Por mais que nas últimas semanas se tenha escrito todo tipo de prognóstico a propósito, alguns em tom até taciturno, o Brasil é uma nação que, na sua esmagadora maioria, preza pela democracia e deseja permanecer nela.
Em que pese premissa tão cardinal, eis que se chega ao ponto em que o receio maior para o dia 7 de setembro deixa de ser se irá chover ou não para tornar-se se vai haver ruptura institucional, leia-se golpe, ou não.
Parece enfim haver algo de muito errado que não está certo na pintura que adorna a parede. Quando se deveria visualizar um Gustav Klimt e seu alegre O Beijo, se enxerga Pablo Picasso e seu cinzento Guernica.

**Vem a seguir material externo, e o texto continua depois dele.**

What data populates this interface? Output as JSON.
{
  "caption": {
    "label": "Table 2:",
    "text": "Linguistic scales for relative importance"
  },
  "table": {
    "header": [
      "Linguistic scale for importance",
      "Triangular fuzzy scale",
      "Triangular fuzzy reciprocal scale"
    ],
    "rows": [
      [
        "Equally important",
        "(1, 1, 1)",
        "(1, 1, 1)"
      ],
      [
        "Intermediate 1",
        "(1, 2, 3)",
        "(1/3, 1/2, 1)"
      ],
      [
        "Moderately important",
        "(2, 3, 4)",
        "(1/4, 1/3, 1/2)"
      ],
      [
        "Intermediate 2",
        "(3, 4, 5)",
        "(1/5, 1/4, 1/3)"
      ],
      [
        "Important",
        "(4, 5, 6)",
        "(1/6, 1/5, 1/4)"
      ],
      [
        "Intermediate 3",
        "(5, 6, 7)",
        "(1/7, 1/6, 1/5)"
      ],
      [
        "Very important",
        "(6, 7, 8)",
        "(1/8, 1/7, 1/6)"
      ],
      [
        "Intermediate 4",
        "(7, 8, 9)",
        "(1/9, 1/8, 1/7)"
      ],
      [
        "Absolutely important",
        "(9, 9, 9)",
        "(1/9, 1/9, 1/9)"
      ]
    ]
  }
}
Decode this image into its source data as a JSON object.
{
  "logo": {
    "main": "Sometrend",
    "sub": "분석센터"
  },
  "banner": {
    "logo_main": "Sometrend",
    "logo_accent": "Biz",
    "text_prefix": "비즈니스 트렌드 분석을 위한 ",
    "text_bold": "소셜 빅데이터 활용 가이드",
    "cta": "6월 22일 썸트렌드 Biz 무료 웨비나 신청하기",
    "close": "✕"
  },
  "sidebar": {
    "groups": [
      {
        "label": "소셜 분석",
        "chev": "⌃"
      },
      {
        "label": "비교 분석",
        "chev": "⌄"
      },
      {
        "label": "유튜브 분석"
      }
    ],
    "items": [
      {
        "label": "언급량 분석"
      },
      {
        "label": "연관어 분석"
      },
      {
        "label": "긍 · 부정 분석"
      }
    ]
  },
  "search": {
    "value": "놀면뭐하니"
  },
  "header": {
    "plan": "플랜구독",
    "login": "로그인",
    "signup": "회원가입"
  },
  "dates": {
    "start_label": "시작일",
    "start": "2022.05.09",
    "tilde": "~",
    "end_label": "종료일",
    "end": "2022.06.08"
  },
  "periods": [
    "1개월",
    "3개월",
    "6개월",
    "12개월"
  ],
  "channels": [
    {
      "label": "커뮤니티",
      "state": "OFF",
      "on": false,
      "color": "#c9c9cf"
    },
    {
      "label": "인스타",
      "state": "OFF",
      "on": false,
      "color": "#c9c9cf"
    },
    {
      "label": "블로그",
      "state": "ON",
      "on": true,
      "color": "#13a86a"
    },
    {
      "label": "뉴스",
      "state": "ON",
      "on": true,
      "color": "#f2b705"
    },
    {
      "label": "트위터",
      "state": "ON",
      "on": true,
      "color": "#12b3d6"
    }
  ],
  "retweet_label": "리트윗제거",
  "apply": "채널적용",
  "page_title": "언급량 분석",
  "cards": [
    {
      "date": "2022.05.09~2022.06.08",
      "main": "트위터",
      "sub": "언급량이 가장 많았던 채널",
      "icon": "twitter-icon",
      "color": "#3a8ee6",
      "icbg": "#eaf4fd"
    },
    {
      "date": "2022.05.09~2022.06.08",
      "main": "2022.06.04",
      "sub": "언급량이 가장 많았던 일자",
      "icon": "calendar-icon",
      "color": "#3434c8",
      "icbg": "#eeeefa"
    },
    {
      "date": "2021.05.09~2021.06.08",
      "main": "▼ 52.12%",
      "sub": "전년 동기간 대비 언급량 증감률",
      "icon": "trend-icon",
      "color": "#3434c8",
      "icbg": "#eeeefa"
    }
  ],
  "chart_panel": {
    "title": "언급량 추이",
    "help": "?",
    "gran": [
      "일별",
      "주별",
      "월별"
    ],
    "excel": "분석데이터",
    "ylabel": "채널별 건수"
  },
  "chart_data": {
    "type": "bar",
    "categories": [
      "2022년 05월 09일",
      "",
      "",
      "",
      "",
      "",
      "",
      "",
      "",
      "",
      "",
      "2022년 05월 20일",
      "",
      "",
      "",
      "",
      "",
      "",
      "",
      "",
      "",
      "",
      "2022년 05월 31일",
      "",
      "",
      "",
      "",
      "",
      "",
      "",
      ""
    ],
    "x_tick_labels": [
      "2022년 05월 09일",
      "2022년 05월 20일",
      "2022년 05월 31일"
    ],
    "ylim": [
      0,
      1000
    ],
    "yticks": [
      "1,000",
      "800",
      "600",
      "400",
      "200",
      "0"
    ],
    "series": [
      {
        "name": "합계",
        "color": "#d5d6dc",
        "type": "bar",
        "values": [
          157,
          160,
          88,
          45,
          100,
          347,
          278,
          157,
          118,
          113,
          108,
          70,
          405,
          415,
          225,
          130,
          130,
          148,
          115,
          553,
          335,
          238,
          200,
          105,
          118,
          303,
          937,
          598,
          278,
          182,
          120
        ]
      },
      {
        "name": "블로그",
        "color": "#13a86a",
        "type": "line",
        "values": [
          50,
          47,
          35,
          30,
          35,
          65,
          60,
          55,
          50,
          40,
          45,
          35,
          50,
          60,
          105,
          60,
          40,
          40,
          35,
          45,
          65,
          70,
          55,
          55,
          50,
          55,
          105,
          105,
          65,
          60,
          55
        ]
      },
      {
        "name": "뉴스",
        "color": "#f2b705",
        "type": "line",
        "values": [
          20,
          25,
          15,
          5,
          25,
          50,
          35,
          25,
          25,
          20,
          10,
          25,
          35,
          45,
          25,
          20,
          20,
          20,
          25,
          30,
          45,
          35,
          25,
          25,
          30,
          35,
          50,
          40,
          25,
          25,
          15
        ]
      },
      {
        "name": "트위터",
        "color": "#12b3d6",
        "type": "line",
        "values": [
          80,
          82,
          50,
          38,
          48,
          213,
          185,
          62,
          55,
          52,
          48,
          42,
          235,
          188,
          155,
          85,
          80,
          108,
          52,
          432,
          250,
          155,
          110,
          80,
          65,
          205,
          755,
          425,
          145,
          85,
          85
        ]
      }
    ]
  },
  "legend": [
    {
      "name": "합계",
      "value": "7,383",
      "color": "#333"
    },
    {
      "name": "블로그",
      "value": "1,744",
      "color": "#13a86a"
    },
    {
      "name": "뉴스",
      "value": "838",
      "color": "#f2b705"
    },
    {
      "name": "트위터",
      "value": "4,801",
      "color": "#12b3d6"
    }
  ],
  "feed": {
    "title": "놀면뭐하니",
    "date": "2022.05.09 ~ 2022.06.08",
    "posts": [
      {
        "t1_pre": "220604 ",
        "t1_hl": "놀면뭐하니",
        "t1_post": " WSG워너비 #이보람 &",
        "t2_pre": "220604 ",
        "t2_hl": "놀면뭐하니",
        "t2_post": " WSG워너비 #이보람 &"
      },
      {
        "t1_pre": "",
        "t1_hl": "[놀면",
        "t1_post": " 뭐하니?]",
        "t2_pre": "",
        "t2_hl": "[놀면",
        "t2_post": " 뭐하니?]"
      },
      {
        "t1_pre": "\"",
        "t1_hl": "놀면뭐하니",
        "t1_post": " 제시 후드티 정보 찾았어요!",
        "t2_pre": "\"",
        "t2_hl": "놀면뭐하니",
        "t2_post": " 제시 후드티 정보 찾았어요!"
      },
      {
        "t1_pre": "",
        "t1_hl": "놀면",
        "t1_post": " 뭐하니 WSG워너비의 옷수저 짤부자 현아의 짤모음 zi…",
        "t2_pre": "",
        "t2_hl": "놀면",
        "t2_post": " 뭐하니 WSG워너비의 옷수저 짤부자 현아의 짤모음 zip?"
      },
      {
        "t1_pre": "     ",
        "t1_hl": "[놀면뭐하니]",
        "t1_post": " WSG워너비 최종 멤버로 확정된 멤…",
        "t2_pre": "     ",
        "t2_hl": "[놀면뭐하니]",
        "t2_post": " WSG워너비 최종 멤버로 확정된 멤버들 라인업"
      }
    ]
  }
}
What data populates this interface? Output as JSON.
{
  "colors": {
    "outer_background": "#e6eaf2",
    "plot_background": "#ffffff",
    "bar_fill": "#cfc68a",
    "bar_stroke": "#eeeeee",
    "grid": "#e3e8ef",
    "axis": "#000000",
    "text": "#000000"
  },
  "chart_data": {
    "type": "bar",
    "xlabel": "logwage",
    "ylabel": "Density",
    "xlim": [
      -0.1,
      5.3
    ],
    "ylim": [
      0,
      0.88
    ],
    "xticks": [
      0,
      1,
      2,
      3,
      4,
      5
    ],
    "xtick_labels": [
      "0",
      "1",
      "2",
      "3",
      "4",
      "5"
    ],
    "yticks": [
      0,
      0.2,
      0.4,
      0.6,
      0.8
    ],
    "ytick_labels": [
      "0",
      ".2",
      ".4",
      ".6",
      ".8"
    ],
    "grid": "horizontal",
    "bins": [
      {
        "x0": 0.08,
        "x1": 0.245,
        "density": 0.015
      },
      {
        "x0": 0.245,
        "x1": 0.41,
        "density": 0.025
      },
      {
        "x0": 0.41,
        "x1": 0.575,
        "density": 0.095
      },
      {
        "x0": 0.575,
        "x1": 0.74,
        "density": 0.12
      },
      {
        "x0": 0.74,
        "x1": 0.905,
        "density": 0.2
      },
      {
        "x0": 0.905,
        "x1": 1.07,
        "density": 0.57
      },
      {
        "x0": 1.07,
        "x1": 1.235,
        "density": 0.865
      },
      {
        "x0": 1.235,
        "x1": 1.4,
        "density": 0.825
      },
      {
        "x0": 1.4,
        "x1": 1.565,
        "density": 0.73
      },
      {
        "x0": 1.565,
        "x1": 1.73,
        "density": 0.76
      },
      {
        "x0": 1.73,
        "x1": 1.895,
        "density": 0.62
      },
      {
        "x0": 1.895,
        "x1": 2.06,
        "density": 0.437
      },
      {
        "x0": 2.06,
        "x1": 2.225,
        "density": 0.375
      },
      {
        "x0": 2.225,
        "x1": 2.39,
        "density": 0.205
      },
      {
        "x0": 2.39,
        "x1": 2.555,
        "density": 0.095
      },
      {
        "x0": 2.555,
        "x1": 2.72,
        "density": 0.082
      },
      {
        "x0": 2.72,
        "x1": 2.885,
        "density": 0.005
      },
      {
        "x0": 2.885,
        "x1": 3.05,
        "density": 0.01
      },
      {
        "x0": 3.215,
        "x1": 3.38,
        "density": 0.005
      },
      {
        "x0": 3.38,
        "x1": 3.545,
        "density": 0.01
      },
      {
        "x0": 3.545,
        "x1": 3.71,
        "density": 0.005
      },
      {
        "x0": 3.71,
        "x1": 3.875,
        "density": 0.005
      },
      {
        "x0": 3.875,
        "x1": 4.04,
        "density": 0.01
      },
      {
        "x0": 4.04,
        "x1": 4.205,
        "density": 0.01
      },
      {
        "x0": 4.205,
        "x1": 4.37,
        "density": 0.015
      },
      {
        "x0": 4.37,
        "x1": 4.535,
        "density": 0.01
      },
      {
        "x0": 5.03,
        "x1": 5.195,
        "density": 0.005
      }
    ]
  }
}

Muito suor e sangue foram derramados para a reconquista da democracia no País, único ambiente em que, entre outras coisas, se permitem os discursos antidemocráticos. Atravessamos vinte e um invernos para chegar ao fim do túnel e voltar a ter uma imprensa livre e um constitucionalismo para além do retórico. Não significa, claro, um salvo-conduto para caluniar, difamar, injuriar, ameaçar, incitar levantes, vandalizar, descumprir decisões judiciais ou a própria lei. Mas é sem dúvida o único caminho que nos mantém a salvo do cemitério ou do hospício da história.
Talvez haja quem não tenha se dado conta disso, mas foi publicada, com vigência para 90 dias, a Lei 14.197, de 01/09/2021, que, em resumo, revogou a Lei de Segurança Nacional (LSN) e definiu crimes contra o Estado Democrático de Direito. Uma Lei há muito tempo aguardada, em trâmite por duas décadas, sendo seu relator inicialmente o saudoso ex-deputado e jurista Hélio Bicudo. Lei que acrescentou ao Código Penal um novo título tipificando crimes contra o Estado democrático, incluindo crimes contra o funcionamento das instituições no processo eleitoral; bem assim crimes contra o funcionamento dos serviços essenciais, como a sabotagem.
Thomas Jefferson disse certa vez que o preço da liberdade é a eterna vigilância. Talvez nunca antes quanto agora essa frase soe tão verdadeira aos ouvidos dos brasileiros. Que possamos voltar a falar de flores, passada a estiagem que só o off-white do medo produz.